In a recent research article, Microsoft presented the Phi-3 Mini, their newest light AI model, which is intended to run on smartphones and other local devices. It is the first of three little Phi-3 language models that the business will make available soon. It was trained on 3.8 billion parameters. The goal is to make AI more affordable for smaller businesses by offering a substitute for cloud-based LLMs.
Microsoft claims that the new device operates comparably to larger versions like Llama 2 and easily surpasses the prior Phi-2 tiny variant. According to the manufacturer, the Phi-3 Mini really offers reactions that are comparable to those of a device ten times larger.
The study report states that “the innovation lies entirely in our dataset for training.” Although it combines “heavily filtered web data and synthetic data,” the dataset is based on the Phi-2 model, according to the team. Actually, both of those tasks were performed by a different LLM, which essentially generates additional data to boost the efficiency of the smaller language model. The Verge claims that the team was motivated by children’s books that explain complicated subjects in simplified terms.
While it still can’t produce the results of cloud-powered LLMs, Phi-3 Mini can outperform Phi-2 and other small language models (Mistral, Gemma, Llama-3-In) in tasks ranging from math to programming to academic tests. At the same time, it runs on devices as simple as smartphones, with no internet connection required.

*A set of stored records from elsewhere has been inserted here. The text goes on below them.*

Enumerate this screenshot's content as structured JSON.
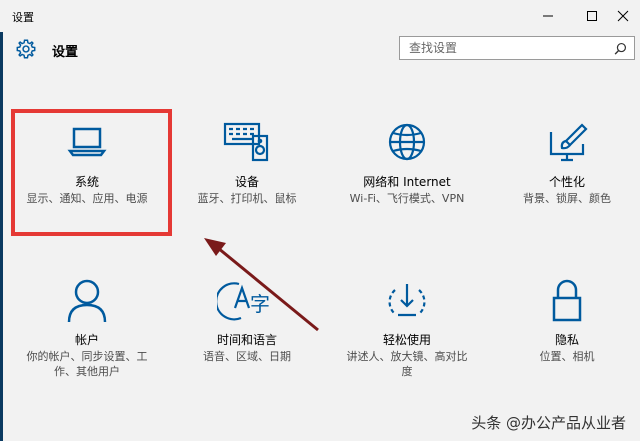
{
  "window": {
    "title": "设置",
    "controls": [
      "minimize",
      "maximize",
      "close"
    ]
  },
  "header": {
    "title": "设置",
    "icon": "gear-icon"
  },
  "search": {
    "placeholder": "查找设置"
  },
  "tiles": [
    {
      "name": "系统",
      "desc": "显示、通知、应用、电源",
      "icon": "laptop-icon",
      "highlighted": true
    },
    {
      "name": "设备",
      "desc": "蓝牙、打印机、鼠标",
      "icon": "devices-icon",
      "highlighted": false
    },
    {
      "name": "网络和 Internet",
      "desc": "Wi-Fi、飞行模式、VPN",
      "icon": "globe-icon",
      "highlighted": false
    },
    {
      "name": "个性化",
      "desc": "背景、锁屏、颜色",
      "icon": "paint-icon",
      "highlighted": false
    },
    {
      "name": "帐户",
      "desc": "你的帐户、同步设置、工作、其他用户",
      "icon": "person-icon",
      "highlighted": false
    },
    {
      "name": "时间和语言",
      "desc": "语音、区域、日期",
      "icon": "time-language-icon",
      "highlighted": false
    },
    {
      "name": "轻松使用",
      "desc": "讲述人、放大镜、高对比度",
      "icon": "ease-of-access-icon",
      "highlighted": false
    },
    {
      "name": "隐私",
      "desc": "位置、相机",
      "icon": "lock-icon",
      "highlighted": false
    }
  ],
  "watermark": "头条 @办公产品从业者",
  "colors": {
    "accent": "#005a9e",
    "highlight": "#e53935",
    "arrow": "#7a1a1a",
    "background": "#f2f2f2"
  }
}
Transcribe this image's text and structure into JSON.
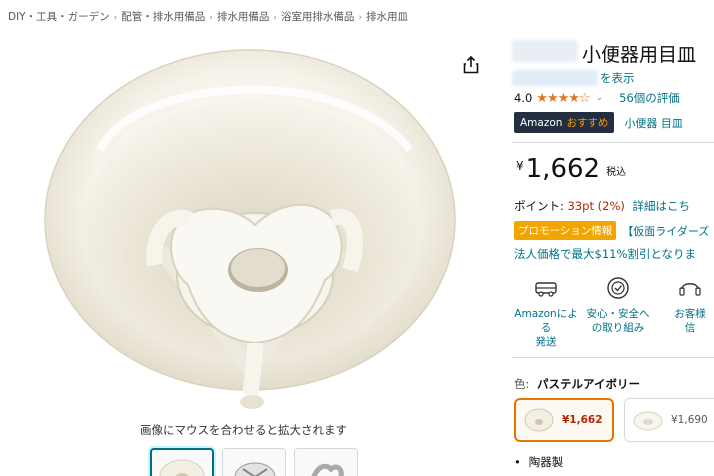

Its main limitation is breadth of “factual knowledge” due to the smaller dataset size — hence why it doesn’t perform well in the “TriviaQA” test. Still, it should be good for models that only require smallish internal data sets. That could allow companies that can’t afford cloud-connected LLMs to jump into AI, Microsoft hopes.
Phi-3 Mini is now available on Azure, Hugging Face and Ollama. Microsoft is next set to release Phi-3 Small and Phi-3 Medium with significantly higher capabilities (7 billion and 14 billion parameters, respectively).